The Exodus

Cubans have been fleeing in greater numbers since the Aug. 5 riots in Havana that prompted Cuban leader Fidel Castro to threaten another Mariel. President Clinton last week ended a 28-year policy of granting automatic political asylum to Cuban refugees, ordering the Coast Guard to intercept Cuban boat people and take them to Guantanamo.

Cuba Fact Sheet

Population: 10 million

Population density: 241 inhabitants per square mile


Area: 42,803 square miles

Coastline: 2,231 miles

A Hard Life

Gross national product per capita:


1992: $1,370

1990: $2,000

People in poverty: 900,000

People without safe water: 200,000


People without sanitation: 900,000

Malnourished children under five: 75,000

Children dying before age five: 3,000

Children not in school: 66,000


Adult literacy: 1992: 95% (1970: 87%)

Education spending as % of GNP: 6.6% in 1990 (5% in 1960)

Life expectancy: 1992: 75.6 years (1960 63.8 years)

The Life-Risking Trip


The journey: 90 miles

Typical crossing time: Three to five days

The risks: Rafters must cut across the powerful Gulf Stream current, which flows at a speed of 2 m.p.h.. It they fail, the Gulf Stream can carry them up the Florida coast, raising the risk of death from exposure and dehydration.

Failure rate: Refugee aid groups in Florida estimate that at least 25% of rafters do not survive the journey.


Policing The Water

Coast Guard cutters have set up a picket line in the Straits of Florida to intercept Cubans.
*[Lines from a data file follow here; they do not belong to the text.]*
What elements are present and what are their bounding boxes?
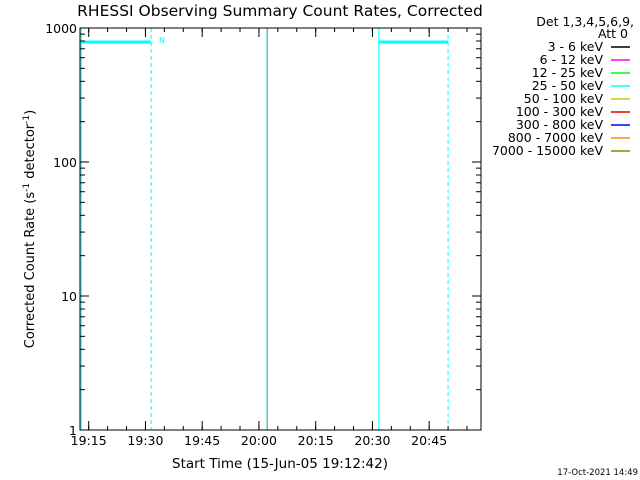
plot-frame xyxy=(79,27,482,431)
x-axis-label: Start Time (15-Jun-05 19:12:42) xyxy=(172,456,388,472)
legend-item: 50 - 100 keV xyxy=(524,91,630,106)
legend-label: 6 - 12 keV xyxy=(540,52,604,67)
legend-item: 25 - 50 keV xyxy=(532,78,630,93)
y-axis-label-sup1: -1 xyxy=(22,183,32,192)
chart-title: RHESSI Observing Summary Count Rates, Co… xyxy=(77,2,483,20)
markers-layer xyxy=(80,28,449,430)
night-marker: N xyxy=(159,36,165,45)
legend-header-1: Det 1,3,4,5,6,9, xyxy=(536,14,634,29)
legend-label: 12 - 25 keV xyxy=(532,65,604,80)
legend-label: 300 - 800 keV xyxy=(516,117,604,132)
legend-label: 50 - 100 keV xyxy=(524,91,604,106)
x-tick-label: 20:45 xyxy=(411,433,447,448)
y-tick-label: 1 xyxy=(69,423,77,438)
y-axis-label-post: ) xyxy=(23,110,38,115)
legend-label: 7000 - 15000 keV xyxy=(492,143,603,158)
legend-item: 3 - 6 keV xyxy=(548,39,630,54)
y-tick-label: 10 xyxy=(61,289,77,304)
y-tick-label: 1000 xyxy=(45,21,77,36)
legend-label: 3 - 6 keV xyxy=(548,39,604,54)
legend-item: 7000 - 15000 keV xyxy=(492,143,630,158)
tick-layer: 19:15 19:30 19:45 20:00 20:15 20:30 20:45 1 10 10… xyxy=(45,21,481,448)
legend-label: 25 - 50 keV xyxy=(532,78,604,93)
y-axis-label: Corrected Count Rate (s-1 detector-1) xyxy=(22,110,38,348)
legend-header-2: Att 0 xyxy=(598,26,628,41)
legend-item: 100 - 300 keV xyxy=(516,104,630,119)
x-tick-label: 20:15 xyxy=(298,433,334,448)
y-tick-label: 100 xyxy=(53,155,77,170)
legend-item: 800 - 7000 keV xyxy=(508,130,630,145)
legend-label: 100 - 300 keV xyxy=(516,104,604,119)
x-tick-label: 19:45 xyxy=(184,433,220,448)
x-tick-label: 19:30 xyxy=(127,433,163,448)
timestamp: 17-Oct-2021 14:49 xyxy=(557,468,638,478)
legend-label: 800 - 7000 keV xyxy=(508,130,604,145)
x-tick-label: 20:00 xyxy=(241,433,277,448)
x-tick-label: 20:30 xyxy=(354,433,390,448)
y-axis-label-sup2: -1 xyxy=(22,115,32,124)
x-tick-label: 19:15 xyxy=(71,433,107,448)
legend-item: 12 - 25 keV xyxy=(532,65,630,80)
y-axis-label-mid: detector xyxy=(23,123,38,183)
legend-item: 300 - 800 keV xyxy=(516,117,630,132)
y-axis-label-pre: Corrected Count Rate (s xyxy=(23,192,38,349)
legend-item: 6 - 12 keV xyxy=(540,52,630,67)
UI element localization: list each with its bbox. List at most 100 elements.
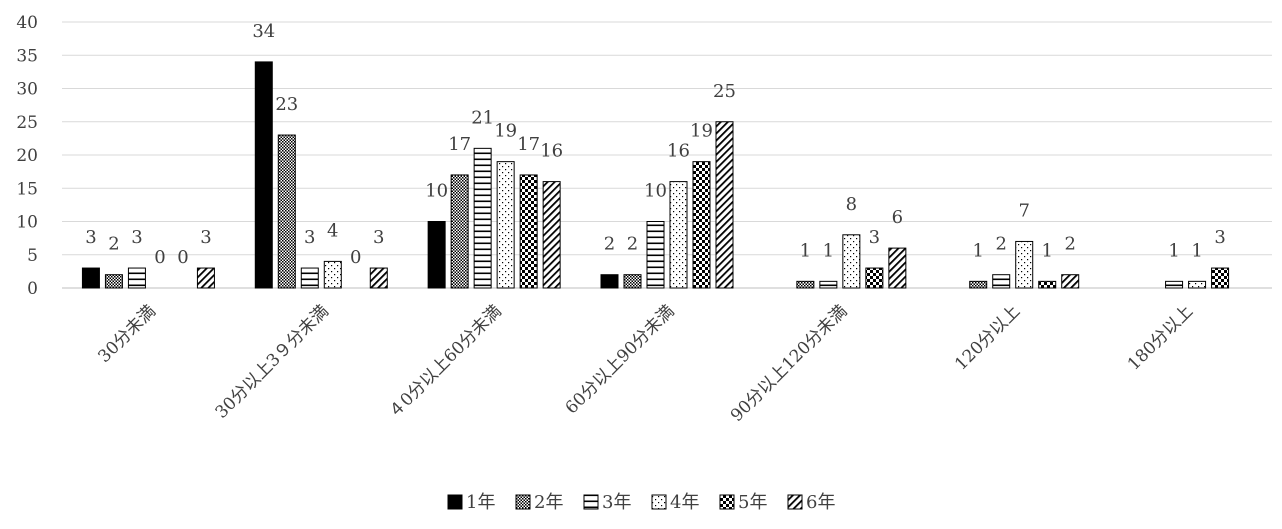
legend: 1年 2年 3年 4年 5年 6年 bbox=[447, 492, 835, 513]
bar bbox=[796, 280, 815, 289]
bar bbox=[992, 274, 1011, 289]
legend-swatch bbox=[719, 494, 735, 510]
data-label: 10 bbox=[425, 181, 448, 202]
y-tick-label: 30 bbox=[16, 80, 38, 100]
bar bbox=[473, 147, 492, 289]
bar bbox=[669, 181, 688, 289]
data-label: 1 bbox=[1191, 240, 1202, 261]
data-label: 3 bbox=[131, 227, 142, 248]
data-label: 0 bbox=[177, 247, 188, 268]
x-category-label: 30分以上3９分未満 bbox=[212, 301, 333, 422]
bar bbox=[623, 274, 642, 289]
data-label: 3 bbox=[1214, 227, 1225, 248]
bar bbox=[542, 181, 561, 289]
data-label: 34 bbox=[252, 21, 275, 42]
legend-swatch bbox=[447, 494, 463, 510]
data-label: 25 bbox=[713, 81, 736, 102]
data-label: 8 bbox=[846, 194, 857, 215]
bar bbox=[369, 267, 388, 289]
data-label: 0 bbox=[350, 247, 361, 268]
data-label: 17 bbox=[448, 134, 471, 155]
data-label: 3 bbox=[304, 227, 315, 248]
data-label: 7 bbox=[1018, 200, 1029, 221]
x-category-label: 120分以上 bbox=[951, 301, 1024, 374]
legend-label: 4年 bbox=[670, 492, 699, 513]
bar bbox=[865, 267, 884, 289]
x-category-label: ４0分以上60分未満 bbox=[384, 301, 505, 422]
data-label: 3 bbox=[85, 227, 96, 248]
bars bbox=[81, 61, 1230, 289]
bar bbox=[196, 267, 215, 289]
data-label: 2 bbox=[995, 234, 1006, 255]
legend-label: 6年 bbox=[806, 492, 835, 513]
y-tick-label: 5 bbox=[27, 246, 38, 266]
bar bbox=[646, 221, 665, 289]
data-label: 1 bbox=[972, 240, 983, 261]
data-label: 23 bbox=[275, 94, 298, 115]
legend-swatch bbox=[515, 494, 531, 510]
legend-label: 5年 bbox=[738, 492, 767, 513]
x-category-label: 90分以上120分未満 bbox=[727, 301, 852, 426]
legend-label: 3年 bbox=[602, 492, 631, 513]
x-category-label: 180分以上 bbox=[1124, 301, 1197, 374]
bar bbox=[842, 234, 861, 289]
data-label: 10 bbox=[644, 181, 667, 202]
bar bbox=[969, 280, 988, 289]
data-label: 3 bbox=[869, 227, 880, 248]
x-category-label: 30分未満 bbox=[94, 301, 160, 367]
data-label: 1 bbox=[800, 240, 811, 261]
bar bbox=[519, 174, 538, 289]
data-label: 16 bbox=[540, 141, 563, 162]
bar bbox=[1165, 280, 1184, 289]
y-tick-label: 35 bbox=[16, 46, 38, 66]
data-label: 17 bbox=[517, 134, 540, 155]
data-label: 2 bbox=[108, 234, 119, 255]
bar bbox=[323, 260, 342, 289]
bar bbox=[277, 134, 296, 289]
data-label: 0 bbox=[154, 247, 165, 268]
y-tick-label: 15 bbox=[16, 179, 38, 199]
data-label: 2 bbox=[604, 234, 615, 255]
x-category-label: 60分以上90分未満 bbox=[562, 301, 679, 418]
y-tick-label: 40 bbox=[16, 13, 38, 33]
bar bbox=[715, 121, 734, 289]
legend-swatch bbox=[651, 494, 667, 510]
data-label: 19 bbox=[494, 121, 517, 142]
data-label: 21 bbox=[471, 107, 494, 128]
bar bbox=[300, 267, 319, 289]
legend-swatch bbox=[787, 494, 803, 510]
bar bbox=[254, 61, 273, 289]
bar bbox=[427, 221, 446, 289]
bar bbox=[600, 274, 619, 289]
data-label: 16 bbox=[667, 141, 690, 162]
y-tick-label: 0 bbox=[27, 279, 38, 299]
bar bbox=[450, 174, 469, 289]
x-axis: 30分未満 30分以上3９分未満 ４0分以上60分未満 60分以上90分未満 90分以上… bbox=[94, 301, 1197, 426]
data-label: 1 bbox=[1168, 240, 1179, 261]
bar bbox=[1038, 280, 1057, 289]
data-label: 1 bbox=[823, 240, 834, 261]
bar bbox=[1188, 280, 1207, 289]
legend-label: 1年 bbox=[466, 492, 495, 513]
legend-swatch bbox=[583, 494, 599, 510]
y-tick-label: 10 bbox=[16, 213, 38, 233]
data-label: 1 bbox=[1041, 240, 1052, 261]
y-tick-label: 20 bbox=[16, 146, 38, 166]
bar bbox=[496, 161, 515, 289]
data-label: 19 bbox=[690, 121, 713, 142]
bar bbox=[81, 267, 100, 289]
bar bbox=[1211, 267, 1230, 289]
data-label: 3 bbox=[200, 227, 211, 248]
data-label: 3 bbox=[373, 227, 384, 248]
bar bbox=[888, 247, 907, 289]
data-label: 2 bbox=[627, 234, 638, 255]
y-axis: 0 5 10 15 20 25 30 35 40 bbox=[16, 13, 38, 299]
data-label: 6 bbox=[892, 207, 903, 228]
data-label: 2 bbox=[1064, 234, 1075, 255]
y-tick-label: 25 bbox=[16, 113, 38, 133]
data-label: 4 bbox=[327, 220, 338, 241]
bar bbox=[819, 280, 838, 289]
bar bbox=[692, 161, 711, 289]
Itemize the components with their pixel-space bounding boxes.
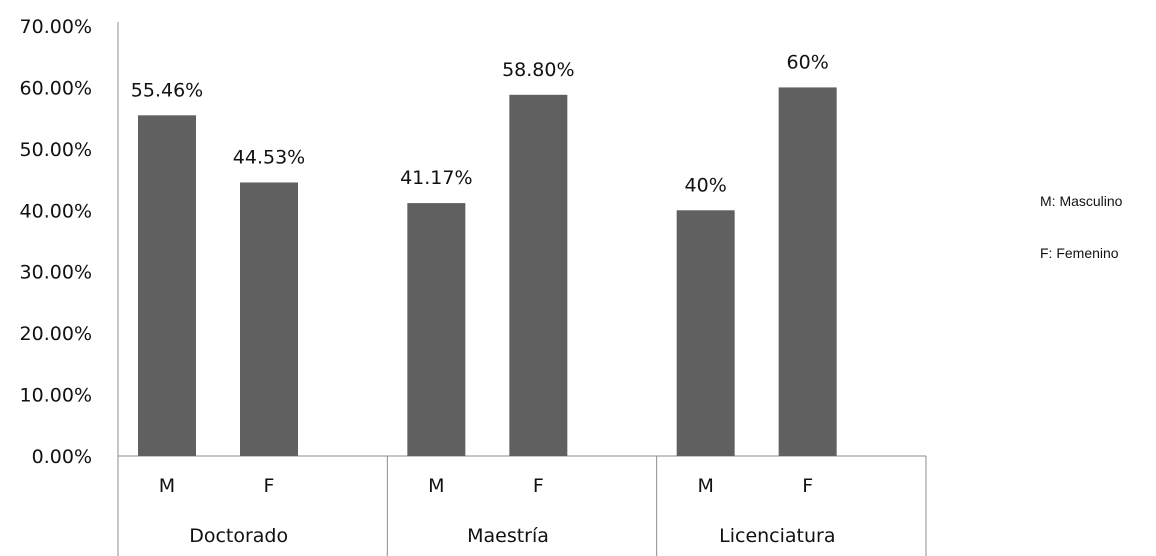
bar-doctorado-m (138, 115, 196, 457)
data-label: 58.80% (502, 59, 574, 81)
y-tick-label: 40.00% (20, 200, 92, 222)
y-tick-label: 0.00% (32, 446, 92, 468)
bar-licenciatura-m (676, 210, 735, 456)
x-category-label: M (159, 475, 175, 497)
data-label: 40% (685, 174, 727, 196)
data-label: 60% (787, 51, 829, 73)
y-tick-label: 50.00% (20, 139, 92, 161)
y-tick-label: 30.00% (20, 262, 92, 284)
x-group-label: Maestría (467, 525, 549, 547)
data-label: 55.46% (131, 79, 203, 101)
data-label: 41.17% (400, 167, 472, 189)
y-tick-label: 10.00% (20, 385, 92, 407)
bar-maestría-f (509, 94, 568, 457)
bar-maestría-m (407, 203, 466, 456)
x-group-label: Doctorado (189, 525, 288, 547)
x-category-label: M (428, 475, 444, 497)
x-category-label: M (697, 475, 713, 497)
x-group-label: Licenciatura (719, 525, 835, 547)
bar-licenciatura-f (778, 87, 837, 456)
data-label: 44.53% (233, 146, 305, 168)
legend-masculino: M: Masculino (1040, 193, 1123, 209)
x-category-label: F (802, 475, 813, 497)
y-tick-label: 70.00% (20, 16, 92, 38)
bar-doctorado-f (240, 182, 298, 457)
x-category-label: F (533, 475, 544, 497)
y-tick-label: 60.00% (20, 77, 92, 99)
legend-femenino: F: Femenino (1040, 245, 1119, 261)
x-category-label: F (264, 475, 275, 497)
y-tick-label: 20.00% (20, 323, 92, 345)
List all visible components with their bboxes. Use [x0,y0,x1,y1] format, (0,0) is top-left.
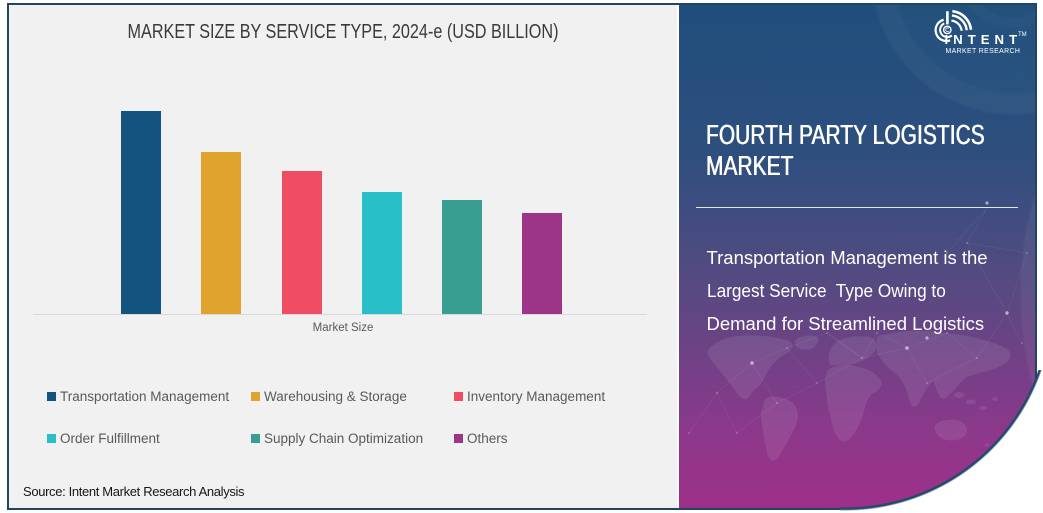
svg-text:TM: TM [1018,32,1027,38]
svg-text:MARKET RESEARCH: MARKET RESEARCH [946,48,1021,55]
svg-text:INTENT: INTENT [945,32,1023,47]
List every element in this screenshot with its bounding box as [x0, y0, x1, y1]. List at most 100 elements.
Form the cutters, refugees are transferred to Navy ships for the two-day trip to Guantanamo. Here is a list of the vessels involved:

Coast Guard in area (intercepting rafts and boats headed for Florida)

32 full-sized cutters


35 smaller boats

14 search aircraft

Navy Ships in area (ferrying refugees to Guantanamo)

1 guided-missile cruiser


2 landing-ship docks

8 guided-missile frigates

2 oilers

Navy ships en route


1 hospital ship

Cubans rescued by the U.S. Coast Guard

1983: 47

1984: 19


1985: 43

1986: 27

1987: 44

1988: 59


1989: 391

1990: 467

1991: 2,203

1992: 2,557


1993: 3,656

As of Aug. 22, 1994: 13,097

The U.S. Foothold on Cuban Soil

The U.S. Navy base at Guantanamo Bay, Cuba, is a relic of the burst of American expansionism that began with the Spanish-American War. Today, it is the only U.S. base in a communist country.


Size: 45 square miles of land and water.

Personnel: 6,600 U.S. military and civilian personnel.

Reinforcement dispatched: 7,000 to 8,000 extra soldiers are expected to be sent.

Dependents evacuated: The approximately 1,700 Navy dependents were scheduled to be evacuated late this week.


Military value: A key training site for U.S. warships and forces in the Caribbean. Provides 10-minute access to deep water for large ships. Ideal electronic surveillance post for monitoring Cuba military and other activities in the Caribbean.

Lease agreement with Cuba: United States sends Cuba a check for $4,085 a year, which Fidel Castro refuses to cash because his government does not recognize the agreement allowing U.S. access to the base.

Key Dates

1903: United States takes over land after lease is negotiated after Spanish-American War.


1934: Treaty guarantees use of base forever unless America decides to withdraw.

1959: Travel between base and Cuba cut off after Castro revolution.

1962: Several thousand reinforcements sent during Cuban missile crisis; civilians evacuated.

1979: United States orders special maneuvers when U.S. intelligence services claim to have discovered additional Soviet troops.


1991: Moscow pulls out 11,000 Soviet troops and military advisers.